15.3.3 Further Assurances and
Information. Tenant shall, on request of Landlord from time to
time, execute, deliver, and furnish documents as may be necessary to fully
consummate the transactions contemplated under this Lease. Within
15 days after a request from Landlord, Tenant and each Subtenant shall
provide to Landlord such additional information regarding Tenant, Tenant’s
financial condition, Subtenant, each Subtenant’s financial condition or the
Facility as Landlord, or any existing or proposed creditor of Landlord, or any
auditor or underwriter of Landlord, may reasonably require from time to time,
including, without limitation, a current Tenant’s Certificate and Facility
Financial Report in the form of Exhibit F. From and after and
during the continuance of an Event of Default, Landlord shall have the right to
require Tenant to provide to Landlord, at Tenant’s expense, an appraisal
prepared by an MAI appraiser setting forth the current fair market value of the
Leased Property.
15.3.4 Material
Communications.
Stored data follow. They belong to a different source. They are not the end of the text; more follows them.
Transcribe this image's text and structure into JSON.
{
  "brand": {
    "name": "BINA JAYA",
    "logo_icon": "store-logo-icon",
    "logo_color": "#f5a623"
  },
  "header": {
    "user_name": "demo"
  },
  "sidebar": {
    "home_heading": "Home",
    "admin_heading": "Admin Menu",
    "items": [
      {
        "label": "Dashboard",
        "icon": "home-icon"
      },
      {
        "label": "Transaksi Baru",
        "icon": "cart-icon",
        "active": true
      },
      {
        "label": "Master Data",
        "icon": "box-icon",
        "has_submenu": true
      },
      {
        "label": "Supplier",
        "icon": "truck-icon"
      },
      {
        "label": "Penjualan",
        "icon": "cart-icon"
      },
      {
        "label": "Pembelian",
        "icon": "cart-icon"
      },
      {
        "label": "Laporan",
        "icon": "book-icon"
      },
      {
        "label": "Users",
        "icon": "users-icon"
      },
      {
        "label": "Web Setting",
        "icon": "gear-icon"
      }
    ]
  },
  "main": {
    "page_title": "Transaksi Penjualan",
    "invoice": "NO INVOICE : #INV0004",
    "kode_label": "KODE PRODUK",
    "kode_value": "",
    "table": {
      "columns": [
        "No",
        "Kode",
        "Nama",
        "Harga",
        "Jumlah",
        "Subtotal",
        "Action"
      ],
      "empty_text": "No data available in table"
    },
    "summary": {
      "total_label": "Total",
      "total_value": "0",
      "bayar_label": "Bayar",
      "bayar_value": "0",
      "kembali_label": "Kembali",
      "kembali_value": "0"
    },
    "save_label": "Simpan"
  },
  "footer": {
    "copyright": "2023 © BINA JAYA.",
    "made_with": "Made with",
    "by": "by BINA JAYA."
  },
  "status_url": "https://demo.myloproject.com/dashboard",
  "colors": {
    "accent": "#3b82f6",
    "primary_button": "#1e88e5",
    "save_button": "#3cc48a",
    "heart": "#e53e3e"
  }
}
Tenant and each Subtenant shall transmit to
Landlord, within five days after receipt thereof, any material communication
affecting a Facility, this Lease, the Legal Requirements or the Government
Authorizations, and Tenant and each Subtenant will promptly respond to
Landlord’s inquiry with respect to such information. Tenant and each
Subtenant shall notify Landlord in writing within five days after Tenant or any
Subtenant has knowledge of any potential, threatened or existing litigation or
proceeding against, or investigation of, Tenant, Subtenant, Guarantor or the
Facility that would reasonably be expected to adversely affect the right to
operate the Facility or Landlord’s title to the Facility or Tenant’s interest
therein.
15.3.5 Requirements for Financial
Statements. Tenant shall meet the following requirements in
connection with the preparation of the financial
statements: [i] all audited financial statements shall be
prepared in accordance with general accepted accounting principles consistently
applied; [ii] all unaudited financial statements shall be prepared in a
manner substantially consistent with prior audited and unaudited financial
statements submitted to Landlord; [iii] all financial statements shall
fairly present the financial condition and performance for the relevant period
in all material respects; [iv] the audited financial statements shall
include all notes to the financial statements and a complete schedule of
contingent liabilities and transactions with Affiliates; and [v] the
audited financial statements shall contain an unqualified opinion; provided,
however, this subsection [v] shall not be deemed violated if the opinions
provided for fiscal year 2000 contain a going concern
qualification.
15.4 Compliance With
Laws. Tenant and each Subtenant shall comply with all Legal
Requirements and keep all Government Authorizations in full force and
effect. Subject to Tenant’s right to contest the same in accordance
with the terms of this Lease, Tenant and each Subtenant shall pay when due all
taxes and governmental charges of every kind and nature that are assessed or
imposed upon Tenant and each Subtenant, respectively, at any time during the
term of the Lease, including, without limitation, all income, franchise, capital
stock, property, sales and use, business, intangible, employee withholding, and
all taxes and charges relating to
50
Tenant’s
and each Subtenant’s respective business and operations at the Leased
Property. Tenant and each Subtenant shall be solely responsible for
compliance with all Legal Requirements, including the ADA, and Landlord shall
have no responsibility for such compliance.
15.5 Broker’s
Commission. Tenant shall indemnify Landlord from claims of
brokers arising by the execution hereof or the consummation of the transactions
contemplated hereby and from expenses incurred by Landlord in connection with
any such claims (including reasonable attorneys’ fees).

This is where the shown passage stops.